Early in Force Majeure, a young, good-looking family – father, mother, son and daughter – is enjoying a leisurely outdoor lunch at a ski resort in the French Alps. The vista, a gleaming and snow-packed mountain, is spectacular. A controlled explosion in the distance triggers an avalanche that commands the attention of the restaurant patrons, including the family we have been observing. Diners pull out their iPhones and record the wall of snow as it barrels down the mountain.

But the avalanche rumbles ever closer. Will it reach the restaurant? Suddenly there is panic. Patrons scramble. Some of them scream; others run for their lives as a ginormous cloud of snow envelopes the patio.

The mother and father react differently to the chaos. Ebba (Lisa Loven Kongsli) grabs their children (real-life siblings Clara and Vincent Wettergren) and seeks cover. Tomas (Johannes Bah Kuhnke), the family’s husband-father, is not so instinctively protective.

But the avalanche, which turns out to be part of the resort’s regular maintenance on the slopes, quickly fizzles as a would-be disaster. The brief whiteout at the restaurant is essentially snow dust. Normalcy resumes, but shame and hurt are palpable in the awkward silence that consumes the family as they regroup at the table. 

The lives of these four will never be the same.

Like Force Majeure’s high altitudes and frosty climes, the instantly changed reality that emerges from the scene is enough to induce vertigo. But it is that sense of being off stride – the potential danger that arises from leaving a comfort zone — that makes this Swedish-language film so riveting.

The almost-natural disaster spurs a disaster of the marital kind. Writer-director Ruben Östlund is less interested in standard melodrama than he is in more squirm-inducing possibilities. He slaps this picture-perfect family onto a glass slide and places it under a microscope for further inspection. Ebba is godsmacked by her husband’s action at the restaurant, but her bewilderment morphs into anger once it is clear that Tomas would rather revise history and downplay the matter altogether. Her fury spills out over dinner with another couple she and Tomas have only just met.

Östlund lets every excruciating moment unfold. Anyone familiar with his later works, namely The Square or Triangle of Sadness, knows the filmmaker’s sensibility weds Curb Your Enthusiasm with the enfant terrible of filmmakers, Michael Haneke (Amour, The White Ribbon). In other words, the dry laughs elicited by Force Majeure – and there actually are some –come with a chaser of existential dread.

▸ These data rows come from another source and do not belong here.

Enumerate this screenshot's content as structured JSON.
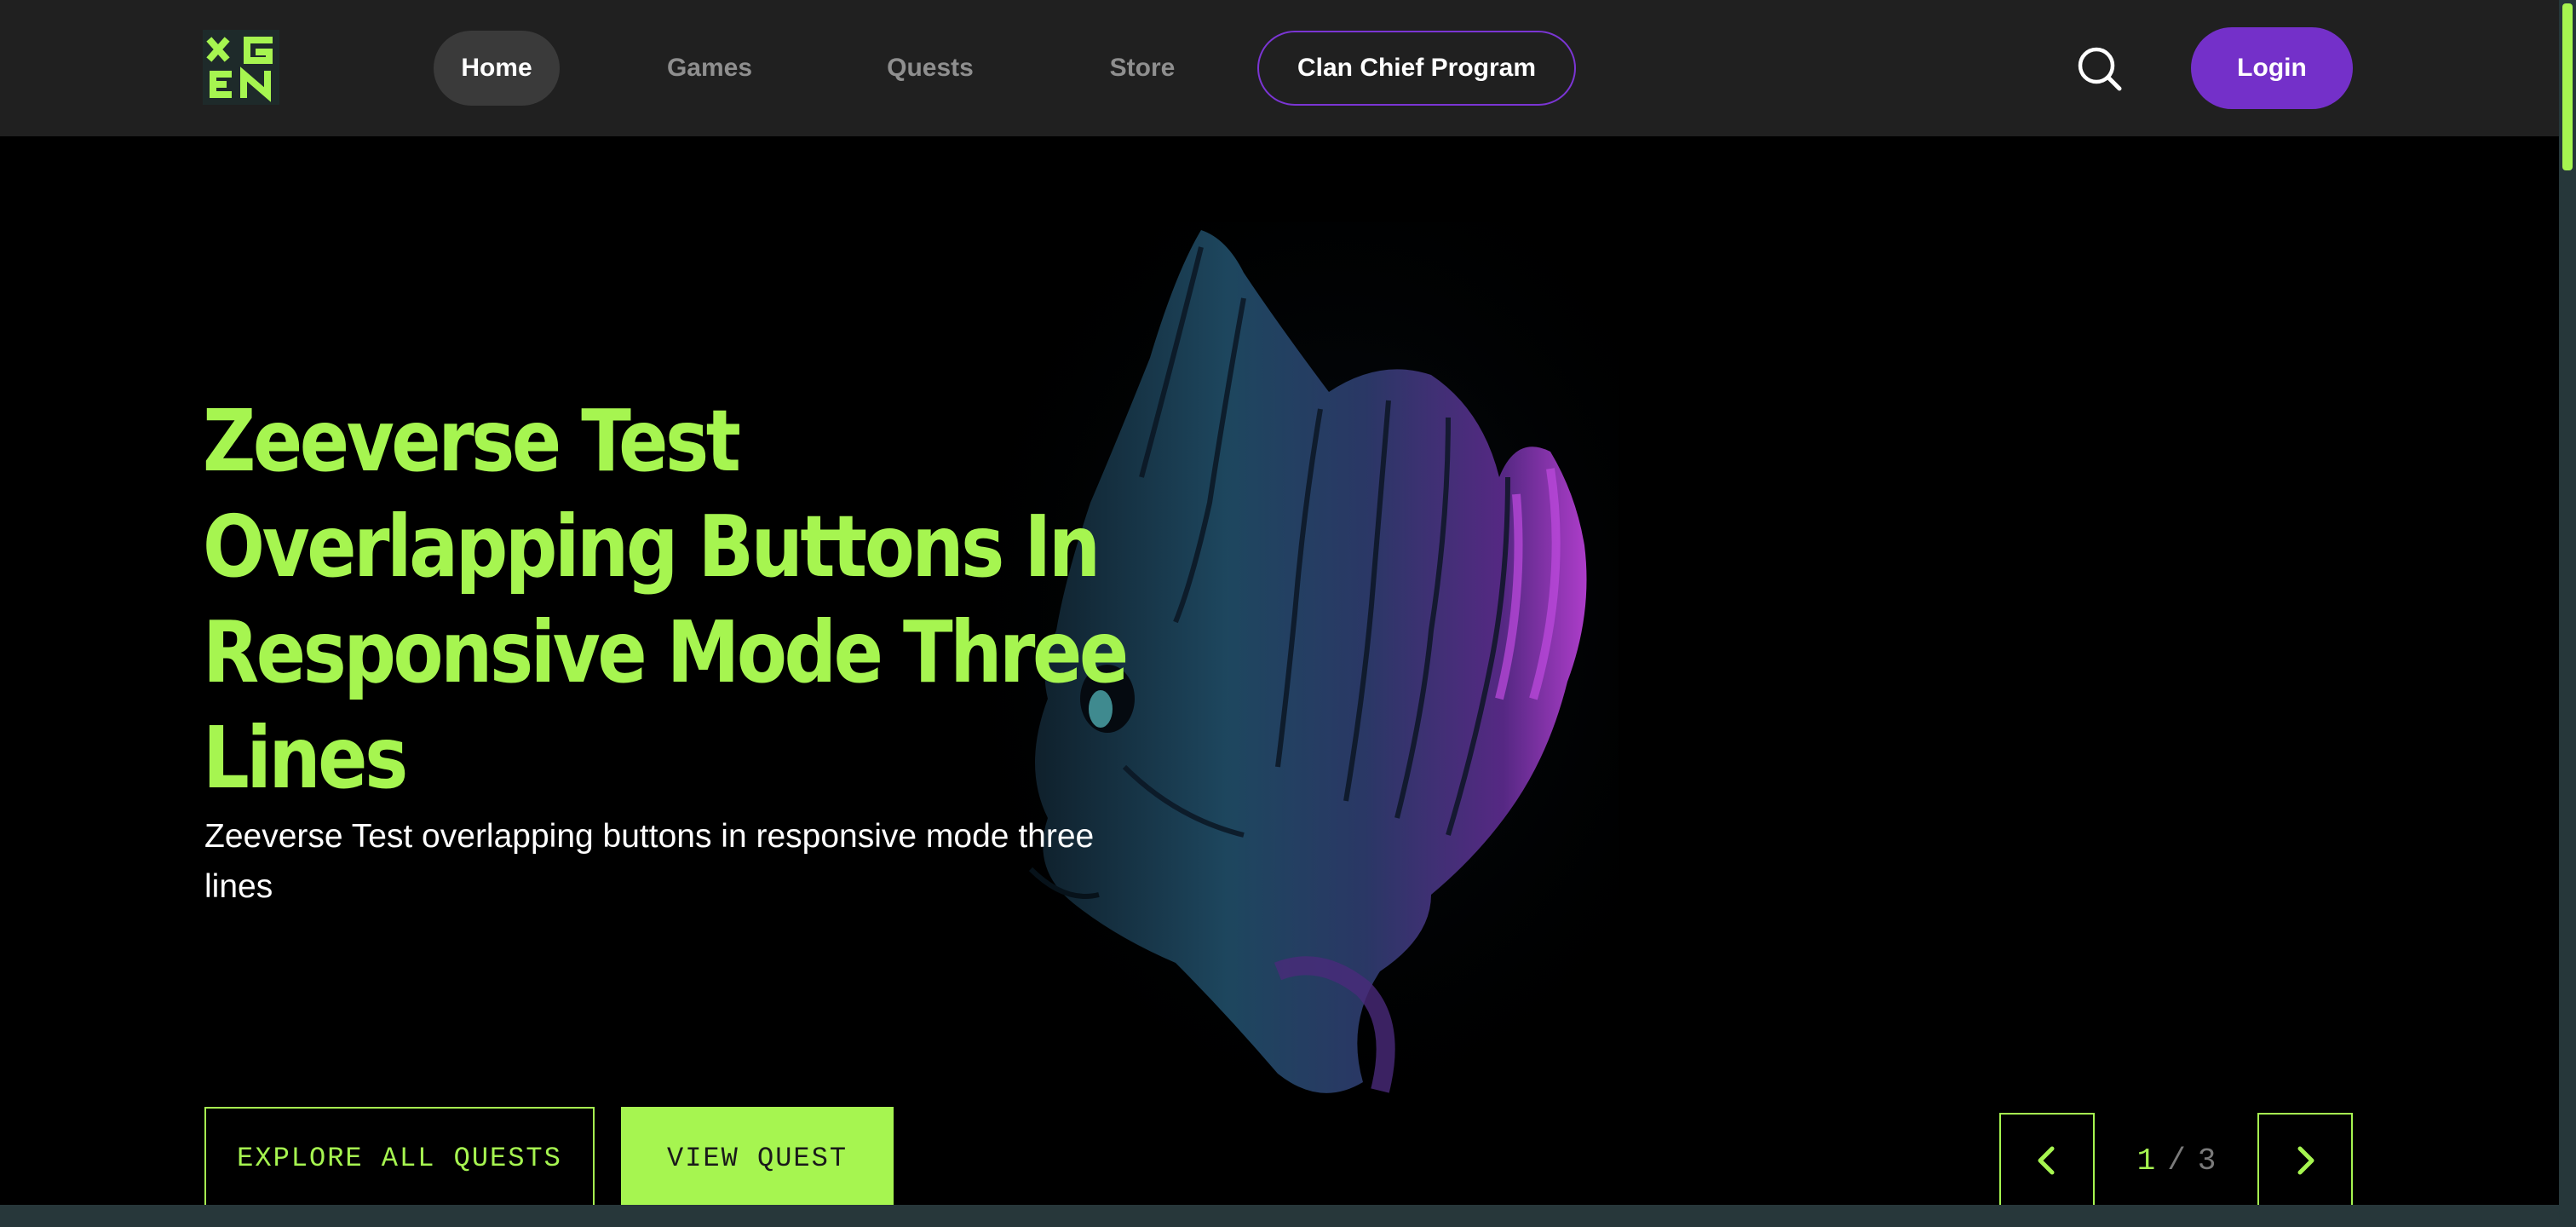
{
  "header": {
    "logo_label": "XGEN",
    "nav": [
      {
        "label": "Home"
      },
      {
        "label": "Games"
      },
      {
        "label": "Quests"
      },
      {
        "label": "Store"
      },
      {
        "label": "Clan Chief Program"
      }
    ],
    "active_nav": "Home",
    "login_label": "Login",
    "search_icon": "search-icon"
  },
  "hero": {
    "title": "Zeeverse Test Overlapping Buttons In Responsive Mode Three Lines",
    "description": "Zeeverse Test overlapping buttons in responsive mode three lines",
    "primary_button": "EXPLORE ALL QUESTS",
    "secondary_button": "VIEW QUEST",
    "pager": {
      "current": "1",
      "separator": "/",
      "total": "3"
    },
    "art": "groot-character-artwork"
  },
  "colors": {
    "accent_green": "#a6f550",
    "brand_purple": "#7430c9",
    "header_bg": "#202020",
    "hero_bg": "#000000"
  }
}
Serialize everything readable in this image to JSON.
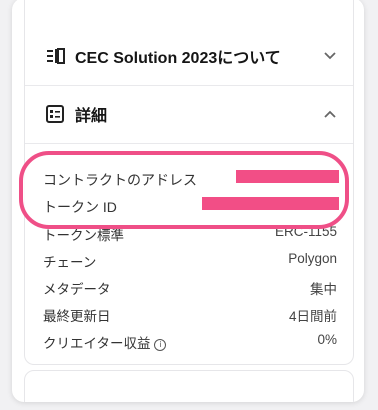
{
  "sections": {
    "about": {
      "title": "CEC Solution 2023について",
      "icon": "list-lines-icon",
      "expanded": false
    },
    "details": {
      "title": "詳細",
      "icon": "id-card-icon",
      "expanded": true
    }
  },
  "highlighted": {
    "contract_address_label": "コントラクトのアドレス",
    "token_id_label": "トークン ID"
  },
  "details_rows": [
    {
      "label": "トークン標準",
      "value": "ERC-1155"
    },
    {
      "label": "チェーン",
      "value": "Polygon"
    },
    {
      "label": "メタデータ",
      "value": "集中"
    },
    {
      "label": "最終更新日",
      "value": "4日間前"
    },
    {
      "label": "クリエイター収益",
      "value": "0%"
    }
  ],
  "colors": {
    "highlight": "#ef4f87",
    "redaction": "#f24e86"
  }
}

Caustic but insightful, the movie explores perceptions of sacrifice, bravery and responsibility, tweaking them through the filter of gender expectations. Östlund is particularly merciless on what might quaitly be termed “manliness.” Tomas’ ostensible sin stings all the more because Ebba uses it to emasculate him. The self-doubts and recriminations they dredge up even infect another couple (Kristofer Hivju and Fanni Metelius) with whom they are friends.

This dark comedy plays out amidst a landscape of snowcapped beauty. Set at the tony resort of Les Arcs and lovingly lensed by Fredrik Wenzel, Force Majeure boasts a crisp, uncluttered look unsurprising for filmmakers who hail from the land of IKEA. But the similarities end there. The surface look might be sleek and orderly, but emotional implications are anything but neat.